The Campaign Against the Arms Trade (CAAT), which brought the case against the government, claimed the deal contravened UK humanitarian law. Saudi Arabia continues to use the British-made weapons in the Yemen conflict, where the UN says Saudi air strikes against Houthi rebels have resulted in thousands of civilian deaths.
However, after hearing “closed evidence, that will not be made public on grounds of national security, Lord Justice Burnett and Mr Justice Haddon-Cave found that the secretary of state’s decision to carry on the arms trade was not unlawful.
In a statement following the ruling, the group said:
“We’re disappointed in this verdict and will be pursuing an appeal process. We aim to fight it every step of the way”

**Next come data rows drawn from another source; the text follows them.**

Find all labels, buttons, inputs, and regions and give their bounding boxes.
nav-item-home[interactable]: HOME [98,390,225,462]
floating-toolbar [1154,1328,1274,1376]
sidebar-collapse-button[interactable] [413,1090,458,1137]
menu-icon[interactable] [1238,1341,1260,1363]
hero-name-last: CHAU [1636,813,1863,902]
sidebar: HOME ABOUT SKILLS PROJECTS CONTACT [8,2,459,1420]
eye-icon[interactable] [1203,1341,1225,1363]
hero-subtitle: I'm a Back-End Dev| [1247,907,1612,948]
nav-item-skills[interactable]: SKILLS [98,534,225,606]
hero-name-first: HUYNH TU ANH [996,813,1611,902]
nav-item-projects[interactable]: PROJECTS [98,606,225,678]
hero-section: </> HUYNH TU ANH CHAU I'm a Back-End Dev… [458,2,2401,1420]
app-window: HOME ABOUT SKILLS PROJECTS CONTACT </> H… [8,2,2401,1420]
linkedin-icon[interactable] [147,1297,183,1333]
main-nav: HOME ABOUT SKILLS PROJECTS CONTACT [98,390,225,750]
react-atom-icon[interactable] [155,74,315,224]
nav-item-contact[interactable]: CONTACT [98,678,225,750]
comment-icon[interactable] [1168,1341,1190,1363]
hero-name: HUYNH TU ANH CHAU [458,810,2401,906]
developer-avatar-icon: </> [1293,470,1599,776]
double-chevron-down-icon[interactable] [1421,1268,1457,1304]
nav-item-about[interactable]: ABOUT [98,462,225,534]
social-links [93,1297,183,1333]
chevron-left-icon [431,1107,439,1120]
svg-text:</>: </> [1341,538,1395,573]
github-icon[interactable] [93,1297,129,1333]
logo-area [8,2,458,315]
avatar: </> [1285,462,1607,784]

Activist Symon Hill, who attended the High Court for the ruling, branded the use of closed evidence that will never be made public a “disgrace to democracy”.
James Lynch, Head of Arms Control and Human Rights at Amnesty International, commented:
“This is a deeply disappointing outcome which gives a green light to the UK authorities – and potentially Saudi Arabia’s other arms suppliers – to continue authorizing arms transfers to the Kingdom despite the clear risk they will be used to commit violations.”